La savonnerie d’Ouvéa est au milieu de l’île. Elle est ouverte depuis 2001 et emploie 5 personnes qui fabriquent des savons, de la lessive, et moult produits à partir des quelques 200 tonnes d’huile de coco extraites dans l’usine voisine. La marque Iaai (Ouvéa en kanak) commercialise dans toute la Calédonie et est une importante source de revenu pour les producteurs locaux de coprah (chaire de coco séchée qui deviendra de l’huile). La visite était très intéressante et impressionnante compte tenu de la quantité de savon fabriqué par rapport aux seuls 5 employés et des méthodes de fabrication qui paraissent d’un autre temps.
Par la suite nous sommes allés voir un trou bleu pas vraiment bleu… C’était sur la brochure touristique donc j’ai pensé bien faire mais en fait, ce n’était pas terrible …
Enfin nous avons terminé la journée par une visite de vanilleraie. A cette saison, les gousses sont bien visibles sur les tiges et nous avons pu avoir pas mal d’infos par le propriétaire des lieux. Le producteur de l’île de Maré reste celui que nous avons préféré de par ses ambitions et ses recherches. Malgré tout, chez ce producteur, la passion de ce qu’il fait était vraiment présente ce qui faisait de lui une personne très agréable à écouter.
Nous avons repris notre scooter pour redescendre jusqu’à notre camping en admirant au passage un joli couché de soleil.

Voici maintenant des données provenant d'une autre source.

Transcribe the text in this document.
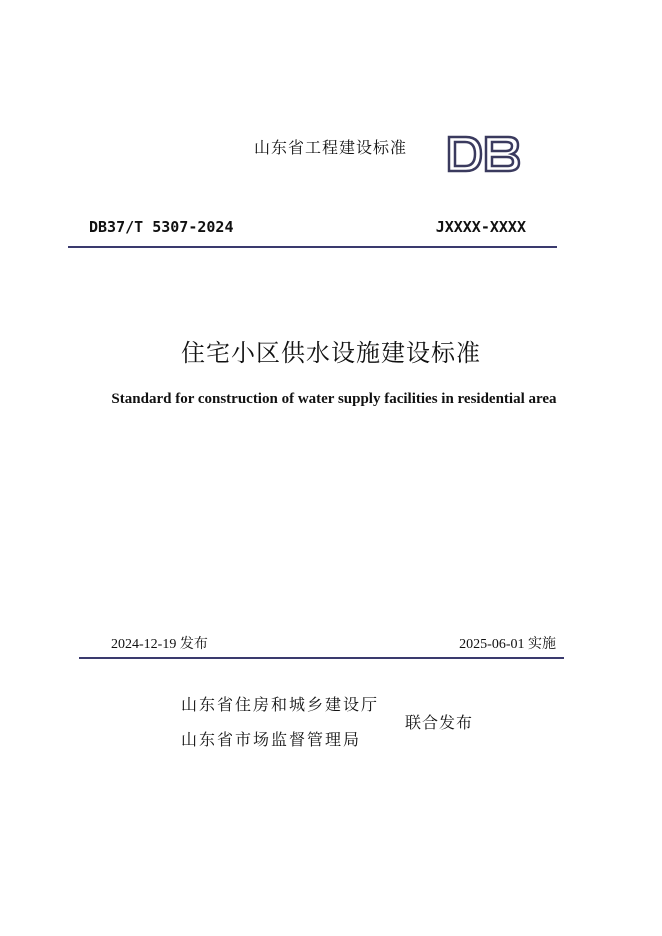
山东省工程建设标准
DB37/T 5307-2024	JXXXX-XXXX
住宅小区供水设施建设标准
Standard for construction of water supply facilities in residential area
2024-12-19 发布	2025-06-01 实施
山东省住房和城乡建设厅
山东省市场监督管理局
联合发布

Le second jour, nous sommes descendus tout au Sud d’Ouvéa, à la pointe de Mouli. C’était marée haute et le bout de plage restant était très rocailleux donc nous ne sommes pas installés très longtemps. Nous avons repris la route du Nord (pas le choix en même temps) pour remonter jusqu’au pont de Mouli. La route est très agréable par ce beau temps qui rend tout plus beau ! Même une église de bord de route …
Le pont de Mouli est un des lieux emblématique de l’île, il relie les 2 terres en passant au-dessus d’une mer bleue turquoise. C’est un splendide décor… En passant sur le pont on peut apercevoir des raies sauter hors de l’eau. L’endroit est un véritable refuge pour les espèces marines car la partie qui est située depuis les falaises de Lékiny jusqu’au pont de Mouli est sacrée et donc interdite à la baignade. Nous nous sommes donc baignés du côté de la mer jusqu’au pont. Des raies et quelques poissons nous attendaient. A marée descendante, la partie de mer qui va du pont aux falaises se vide vers l’Océan et crée un courant important. Il faut lutter contre pour ne pas dériver et suivre son chemin le long du pont.
Après notre baignade, nous sommes allés voir les falaises de Lékiny. C’est également un lieu sacré donc il est interdit de se baigner dans le bras de mer qui longe les falaises. Le mieux est d’y aller à marée basse pour mieux apprécier les couleurs et pour pouvoir s’assoir sur le sable.
Nous avons passé le reste de la journée à apprécier le décor du pont de Mouli avant de reprendre la route direction le Nord d’Ouvéa jusqu’au camping Beauvoisin où nous passerons les 2 prochaines nuits. La route fut longue, de nuit, froide et stressante compte tenu du fait que nous n’avions quasiment plus d’essence et que toutes les stations de l’île étaient vides… Mais nous sommes malgré tout arrivés à bon port !
Le lendemain nous partons pour une expédition en bateau sur toute la journée pour voir le lagon et les raies mantas ! Les animaux les plus gracieux qui soient ! Nous embarquons avec Kaï et sa femme qui nous emmènent faire le tour des pléiades Nord d’Ouvéa. Nous faisons un premier arrêt pour faire du PMT autour d’une grosse patate mais sans grand intérêt à mon goût… Après ça, nous nous dirigeons avec le bateau au niveau d’une station de lavage des raies mantas. Elles y vont souvent pour se faire enlever les parasites de leur peau par les petits poissons qui les mangent. Nous suivons notre guide dans l’eau jusqu’à la station et là … Rien du tout … Elles n’étaient pas là mais je crois que nous n’étions pas les seuls à les attendre, il y avait une foule de poissons qui attendaient leur casse-croute ! Nous avons passé un peu de temps dans cet aquarium avant de changer d’endroit. Cette fois elles étaient là, 3 mantas qui tournaient en cercle, la gueule grande ouverte pour manger. Elles étaient à 6 ou 7 mètres en dessous de nous et c’était splendide … Je suis restée en bug pendant plusieurs minutes avant que certains commencent à se plaindre du froid… (Même pas moi car pour une fois, j’avais une combi !!!) Au bout d’un moment nous sommes donc remontés sur le bateau et avons pris la direction d’un îlot pour déjeuner. Nos guides ont allumé le feu et mis les poissons à cuire puis nous ont donné à tous une coco à boire le temps de préparer le reste du repas. Au menu : du poisson, du riz, du choux rouge, des achards et je ne sais plus quoi mais c’était délicieux ! Nous n’avons pas fait de reste ! Puis nous avons repris la mer pour revenir sur Ouvéa. Au retour, Kaï avait tendu une ligne derrière le bateau et nous avons pris un énorme Tazar. Il sera pour le repas du soir de la tribu.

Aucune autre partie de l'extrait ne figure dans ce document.